Alan David Weinstein (born 17 June 1943) is a professor of mathematics at the University of California, Berkeley, working in the field of differential geometry, and especially in Poisson geometry.

== Early life and education ==
Weinstein was born in New York City. After attending Roslyn High School, Weinstein obtained a bachelor's degree at the Massachusetts Institute of Technology in 1964. His teachers included, among others, James Munkres, Gian-Carlo Rota, Irving Segal, and, for the first senior course of differential geometry, Sigurður Helgason. He received a PhD at University of California, Berkeley in 1967 under the direction of Shiing-Shen Chern. His dissertation was entitled "The cut locus and conjugate locus of a Riemannian manifold".

== Career ==
Weinstein worked then at MIT on 1967 (as Moore instructor) and at Bonn University in 1968/69. In 1969 he returned to Berkeley as assistant professor and from 1976 he is full professor. During 1975/76 he visited IHES in Paris and during 1978/79 he was visiting professor at Rice University. Weinstein was awarded in 1971 a Sloan Research Fellowship and in 1985 a Guggenheim Fellowship. In 1978 he was invited speaker at the International Congress of Mathematicians in Helsinki. In 1992 he was elected Fellow of the American Academy of Arts and Sciences and in 2012 Fellow of the American Mathematical Society. In 2003 he was awarded an honorary doctorate from Universiteit Utrecht.

==Research==
Weinstein's works cover many areas in differential geometry and mathematical physics, including Riemannian geometry, symplectic geometry, Lie groupoids, geometric mechanics and deformation quantization.

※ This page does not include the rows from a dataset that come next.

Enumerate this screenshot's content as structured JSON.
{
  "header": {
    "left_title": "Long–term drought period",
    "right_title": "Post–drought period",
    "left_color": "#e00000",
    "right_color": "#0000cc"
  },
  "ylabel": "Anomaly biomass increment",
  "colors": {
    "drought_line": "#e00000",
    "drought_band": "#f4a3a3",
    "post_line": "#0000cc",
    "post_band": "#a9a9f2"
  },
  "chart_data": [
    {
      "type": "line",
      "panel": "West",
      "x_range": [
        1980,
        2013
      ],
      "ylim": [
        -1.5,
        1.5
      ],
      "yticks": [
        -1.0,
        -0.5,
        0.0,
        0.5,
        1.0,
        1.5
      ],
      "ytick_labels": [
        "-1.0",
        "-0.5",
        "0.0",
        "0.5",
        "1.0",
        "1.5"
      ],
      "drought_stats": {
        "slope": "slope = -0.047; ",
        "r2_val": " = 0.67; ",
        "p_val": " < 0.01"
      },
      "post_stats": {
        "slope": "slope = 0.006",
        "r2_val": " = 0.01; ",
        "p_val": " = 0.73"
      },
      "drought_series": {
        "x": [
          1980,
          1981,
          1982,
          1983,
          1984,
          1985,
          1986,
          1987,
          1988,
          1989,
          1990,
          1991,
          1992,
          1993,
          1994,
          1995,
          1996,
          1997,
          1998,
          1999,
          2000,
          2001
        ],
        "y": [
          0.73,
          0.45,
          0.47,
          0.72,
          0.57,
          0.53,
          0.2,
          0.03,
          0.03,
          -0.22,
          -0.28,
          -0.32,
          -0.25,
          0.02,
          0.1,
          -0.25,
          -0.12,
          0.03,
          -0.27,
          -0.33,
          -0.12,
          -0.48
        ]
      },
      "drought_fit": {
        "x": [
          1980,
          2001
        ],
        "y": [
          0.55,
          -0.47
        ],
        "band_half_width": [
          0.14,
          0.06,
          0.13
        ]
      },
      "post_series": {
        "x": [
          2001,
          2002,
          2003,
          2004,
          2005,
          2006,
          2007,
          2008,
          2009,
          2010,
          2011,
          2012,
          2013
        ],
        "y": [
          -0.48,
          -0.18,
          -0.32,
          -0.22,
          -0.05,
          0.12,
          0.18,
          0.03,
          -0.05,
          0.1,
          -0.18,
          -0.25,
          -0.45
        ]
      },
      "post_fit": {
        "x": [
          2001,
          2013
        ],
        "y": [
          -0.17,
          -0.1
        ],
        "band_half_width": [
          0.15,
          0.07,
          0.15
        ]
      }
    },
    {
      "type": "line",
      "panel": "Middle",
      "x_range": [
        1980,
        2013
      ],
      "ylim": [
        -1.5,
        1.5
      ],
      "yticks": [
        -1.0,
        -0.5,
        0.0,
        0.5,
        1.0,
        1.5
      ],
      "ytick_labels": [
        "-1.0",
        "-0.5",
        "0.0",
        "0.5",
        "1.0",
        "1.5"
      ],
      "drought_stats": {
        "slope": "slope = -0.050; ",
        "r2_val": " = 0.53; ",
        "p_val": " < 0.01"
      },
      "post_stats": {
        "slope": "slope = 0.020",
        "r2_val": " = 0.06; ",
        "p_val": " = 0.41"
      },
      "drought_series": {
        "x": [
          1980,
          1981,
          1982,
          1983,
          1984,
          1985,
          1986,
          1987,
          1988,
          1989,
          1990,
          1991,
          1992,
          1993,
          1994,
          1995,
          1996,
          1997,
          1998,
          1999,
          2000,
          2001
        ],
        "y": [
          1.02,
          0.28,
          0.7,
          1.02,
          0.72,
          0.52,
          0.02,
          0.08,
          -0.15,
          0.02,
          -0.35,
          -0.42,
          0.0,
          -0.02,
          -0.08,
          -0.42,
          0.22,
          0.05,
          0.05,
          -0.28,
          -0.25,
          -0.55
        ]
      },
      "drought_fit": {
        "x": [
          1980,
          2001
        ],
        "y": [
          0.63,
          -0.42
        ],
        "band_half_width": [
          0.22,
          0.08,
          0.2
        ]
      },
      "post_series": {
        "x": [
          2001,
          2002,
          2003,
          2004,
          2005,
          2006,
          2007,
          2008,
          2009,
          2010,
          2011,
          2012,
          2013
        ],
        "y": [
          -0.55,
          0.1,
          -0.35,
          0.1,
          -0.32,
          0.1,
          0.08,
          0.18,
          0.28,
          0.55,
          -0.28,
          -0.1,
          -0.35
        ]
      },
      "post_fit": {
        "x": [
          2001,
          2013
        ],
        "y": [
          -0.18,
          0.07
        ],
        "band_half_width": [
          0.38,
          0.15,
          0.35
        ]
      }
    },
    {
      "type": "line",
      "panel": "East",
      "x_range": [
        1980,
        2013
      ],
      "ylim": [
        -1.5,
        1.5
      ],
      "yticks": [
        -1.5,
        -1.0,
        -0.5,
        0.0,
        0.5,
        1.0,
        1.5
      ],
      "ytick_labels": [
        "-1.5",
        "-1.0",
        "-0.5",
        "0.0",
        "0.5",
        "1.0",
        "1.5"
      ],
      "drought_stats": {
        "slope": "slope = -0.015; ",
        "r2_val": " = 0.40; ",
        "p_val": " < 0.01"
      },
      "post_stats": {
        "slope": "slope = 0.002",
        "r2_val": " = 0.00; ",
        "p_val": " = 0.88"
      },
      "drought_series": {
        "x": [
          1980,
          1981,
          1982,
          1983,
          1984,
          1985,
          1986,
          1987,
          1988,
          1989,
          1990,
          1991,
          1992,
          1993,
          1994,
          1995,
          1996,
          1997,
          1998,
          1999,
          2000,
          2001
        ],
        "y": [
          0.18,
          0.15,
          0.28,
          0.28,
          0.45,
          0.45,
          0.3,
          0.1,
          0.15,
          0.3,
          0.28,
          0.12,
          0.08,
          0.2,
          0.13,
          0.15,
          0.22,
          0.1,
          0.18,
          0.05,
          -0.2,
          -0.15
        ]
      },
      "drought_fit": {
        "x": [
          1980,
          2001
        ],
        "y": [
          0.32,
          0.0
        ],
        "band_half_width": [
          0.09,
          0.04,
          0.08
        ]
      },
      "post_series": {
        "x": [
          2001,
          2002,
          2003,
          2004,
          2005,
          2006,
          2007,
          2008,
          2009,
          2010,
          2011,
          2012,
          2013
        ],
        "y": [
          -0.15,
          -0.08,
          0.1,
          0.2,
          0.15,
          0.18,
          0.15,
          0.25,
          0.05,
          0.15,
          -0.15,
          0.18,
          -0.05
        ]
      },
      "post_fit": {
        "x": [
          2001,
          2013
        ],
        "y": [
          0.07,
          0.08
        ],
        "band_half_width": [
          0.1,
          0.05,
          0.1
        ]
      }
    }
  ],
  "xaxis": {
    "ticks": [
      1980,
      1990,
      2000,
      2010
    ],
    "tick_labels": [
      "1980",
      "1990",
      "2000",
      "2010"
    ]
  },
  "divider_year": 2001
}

Among his most important contributions, in 1971 he proved a tubular neighbourhood theorem for Lagrangians in symplectic manifolds.

In 1974 he worked with Jerrold Marsden on the theory of reduction for mechanical systems with symmetries, introducing the famous Marsden–Weinstein quotient.

In 1978 he formulated a celebrated conjecture on the existence of periodic orbits, which has been later proved in several particular cases and has led to many new developments in symplectic and contact geometry.

In 1981 he formulated a general principle, called symplectic creed, stating that "everything is a Lagrangian submanifold". Such insight has been constantly quoted as the source of inspiration for many results in symplectic geometry.

Building on the work of André Lichnerowicz, in a 1983 foundational paper Weinstein proved many results which laid the ground for the development of modern Poisson geometry. A further influential idea in this field was its introduction of symplectic groupoids.

He is author of more than 50 research papers in peer-reviewed journals and he has supervised 35 PhD students.

==Books==
- Geometric Models for Noncommutative Algebras (with A. Cannas da Silva), Berkeley Mathematics Lecture Notes series, American Mathematical Society (1999)
- Lectures on the Geometry of Quantization (with S. Bates), Berkeley Mathematics Lecture Notes series, American Mathematical Society (1997)
- Basic Multivariable Calculus (with J.E. Marsden and A.J. Tromba), W.A. Freeman and Company, Springer-Verlag (1993), ISBN 978-0-387-97976-2
- Calculus, I, II, III (with J.E. Marsden), 2nd ed., Springer-Verlag (1985), now out of print and free at CaltechAUTHORS.
- Calculus Unlimited (with J.E. Marsden), Benjamin/Cummings (1981), now out of print and free at CaltechAUTHORS.